Nunca ninguém parece estar verdadeiramente a par do que vai nas intenções do país-eremita que é a Coreia do Norte. David Sanger, o jornalista que o “New York Times” tem reservado para o dossiê norte-coreano, explica que não é raro os governos norte-americano e norte-coreano errarem nas expetativas e chegarem à mesa de negociações com um pé demasiado atrás ou o outro demasiado para a frente.
Quando, na administração de Bill Clinton, um dos mais altos responsáveis da defesa americana chegou às instalações no Paralelo 38 apenas para negociar uma disputa de fronteira, os responsáveis coreanos tinham instruções de Kim Jong-il para levarem as discussões ao mais alto nível. Washington foi apanhada de surpresa, Pyongyang também. O ceticismo e a esperança estavam desencontrados.
Os desentendimentos podem pagar-se caro e, por estes dias, estão criadas as condições perfeitas para um desastre diplomático. Kim Jong-un, o jovem, errático e agressivo líder norte–coreano, vem ensaiando vários gestos de aproximação em nome dos Jogos Olímpicos de Inverno em Pyeongchang, na Coreia do Sul. E o recém-eleito presidente sul-coreano, Moon Jae-in, parece recebê-los com entusiasmo. Moon tem esperança de que a reaproximação leve os dois países a negociar um novo clima diplomático, apesar dos avanços nucleares e balísticos norte-coreanos. Kim, por sua vez, é uma incógnita. Pode querer verdadeiramente o apaziguamento, ou apenas uma manobra de distração para fazer correr em paz os programas militares.
Washington já se decidiu pelo ceticismo. “Aquilo a que chamaria uma ‘ofensiva de charme’ não engana ninguém”, disse esta terça-feira o enviado americano para a ONU nas questões do desarmamento nuclear, Robert Wood, em Genebra, afirmando também que Pyongyang está apenas “a meses” de desenvolver um míssil balístico capaz de transportar uma ogiva nuclear para território americano. Que há dispositivos capazes de chegar ao solo dos Estados Unidos já se sabe desde que o regime testou o Hwasong-15, em novembro. Mas é uma novidade que os mísseis coreanos possam transportar ogivas a distâncias tão grandes.
Trata-se de condições difíceis. O risco de cair numa manobra de diversão e perder mais tempo é grande, mas o de deixar passar uma oportunidade para desanuviar os ares, também. Donald Trump, no entanto, já fechou antes as portas ao seu secretário de Estado, Rex Tillerson, quando este tentava abrir canais de comunicação com o regime, e nada indica que a política do presidente americano se tenha alterado com o enviado do governo aos Olímpicos de Inverno, Mike Pence.

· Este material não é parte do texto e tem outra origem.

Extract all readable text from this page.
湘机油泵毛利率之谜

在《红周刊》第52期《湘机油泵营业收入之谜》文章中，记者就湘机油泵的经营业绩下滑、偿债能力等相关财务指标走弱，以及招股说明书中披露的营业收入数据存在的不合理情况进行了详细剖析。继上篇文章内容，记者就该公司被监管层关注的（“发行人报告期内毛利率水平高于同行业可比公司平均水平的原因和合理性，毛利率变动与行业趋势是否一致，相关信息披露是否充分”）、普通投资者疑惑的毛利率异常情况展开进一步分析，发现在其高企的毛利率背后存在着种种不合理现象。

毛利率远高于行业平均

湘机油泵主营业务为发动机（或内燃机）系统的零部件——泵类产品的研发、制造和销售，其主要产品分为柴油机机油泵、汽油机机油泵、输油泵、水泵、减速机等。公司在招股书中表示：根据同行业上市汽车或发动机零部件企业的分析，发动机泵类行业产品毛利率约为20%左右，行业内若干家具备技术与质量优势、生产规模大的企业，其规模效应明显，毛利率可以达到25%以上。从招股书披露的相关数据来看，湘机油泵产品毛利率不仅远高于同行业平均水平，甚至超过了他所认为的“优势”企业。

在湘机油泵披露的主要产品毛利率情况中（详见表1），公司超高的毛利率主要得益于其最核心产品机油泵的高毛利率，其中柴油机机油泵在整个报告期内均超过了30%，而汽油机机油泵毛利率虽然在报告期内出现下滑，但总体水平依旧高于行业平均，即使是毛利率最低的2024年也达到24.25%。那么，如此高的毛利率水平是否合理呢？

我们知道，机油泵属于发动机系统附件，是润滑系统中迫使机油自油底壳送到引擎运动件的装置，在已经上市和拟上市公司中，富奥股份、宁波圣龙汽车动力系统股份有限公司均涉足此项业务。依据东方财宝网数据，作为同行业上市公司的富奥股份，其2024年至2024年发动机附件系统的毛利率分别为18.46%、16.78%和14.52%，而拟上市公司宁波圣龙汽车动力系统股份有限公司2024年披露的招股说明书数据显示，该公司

“Ele não vai à Coreia do Sul negociar”, assegurava na segunda-feira uma fonte do governo americano à Reuters, lembrando que o vice-presidente levará como acompanhante o pai do estudante norte-americano que adoeceu gravemente sob detenção norte-coreana e morreu no ano passado num hospital dos EUA, Otto Warmbier.

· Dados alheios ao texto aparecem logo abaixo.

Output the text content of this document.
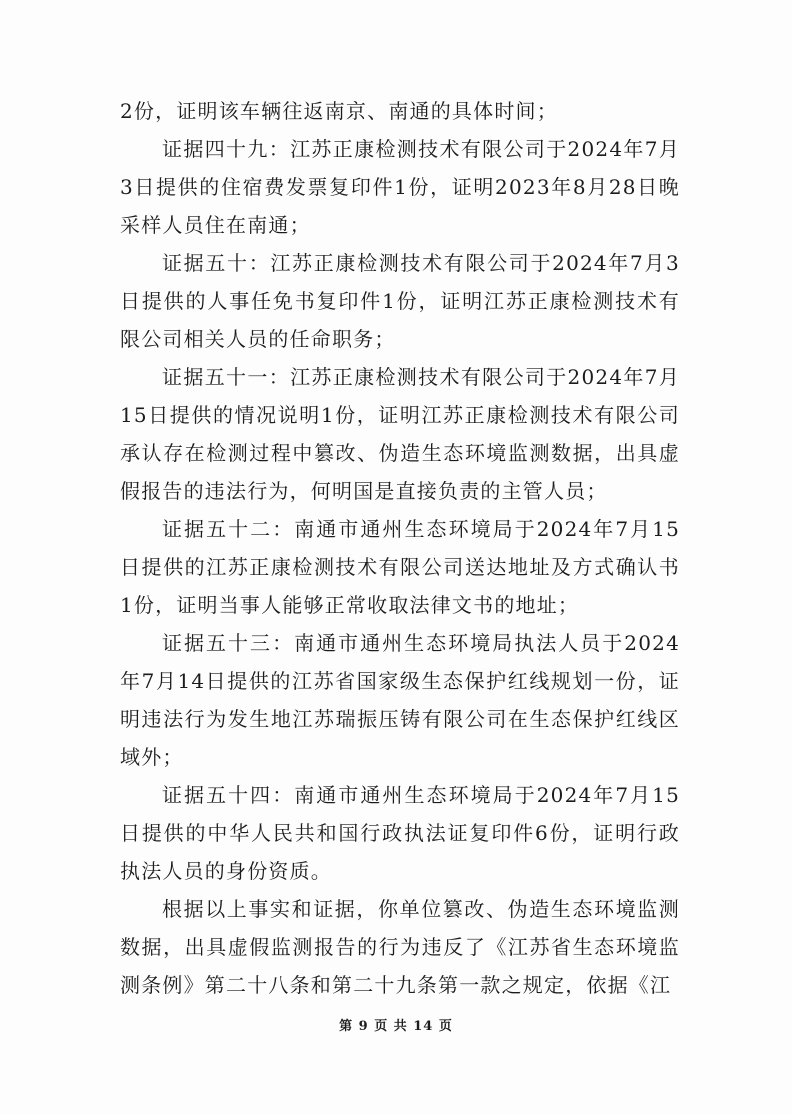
2份，证明该车辆往返南京、南通的具体时间；

证据四十九：江苏正康检测技术有限公司于2024年7月3日提供的住宿费发票复印件1份，证明2023年8月28日晚采样人员住在南通；

证据五十：江苏正康检测技术有限公司于2024年7月3日提供的人事任免书复印件1份，证明江苏正康检测技术有限公司相关人员的任命职务；

证据五十一：江苏正康检测技术有限公司于2024年7月15日提供的情况说明1份，证明江苏正康检测技术有限公司承认存在检测过程中篡改、伪造生态环境监测数据，出具虚假报告的违法行为，何明国是直接负责的主管人员；

证据五十二：南通市通州生态环境局于2024年7月15日提供的江苏正康检测技术有限公司送达地址及方式确认书1份，证明当事人能够正常收取法律文书的地址；

证据五十三：南通市通州生态环境局执法人员于2024年7月14日提供的江苏省国家级生态保护红线规划一份，证明违法行为发生地江苏瑞振压铸有限公司在生态保护红线区域外；

证据五十四：南通市通州生态环境局于2024年7月15日提供的中华人民共和国行政执法证复印件6份，证明行政执法人员的身份资质。

根据以上事实和证据，你单位篡改、伪造生态环境监测数据，出具虚假监测报告的行为违反了《江苏省生态环境监测条例》第二十八条和第二十九条第一款之规定，依据《江

第 9 页 共 14 页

“É para que o mundo não se esqueça das atrocidades que se passam na Coreia do Norte”, assegura a Casa Branca, falando da presença do pai de Warmbier nas cerimónias desta sexta-feira. A mensagem não podia estar mais distante da que se ouve por estes dias em Seul, que terá claques partilhadas com o Norte e desfilará sob a mesma bandeira na abertura. “Através da participação da Coreia do Norte, as ‘Olimpíadas da Paz’ concretizaram-se e vão servir de fundação para melhores relações intercoreanas”, garante Lee Hee-beom, o presidente dos Jogos Olímpicos de Inverno de Pyeongchang.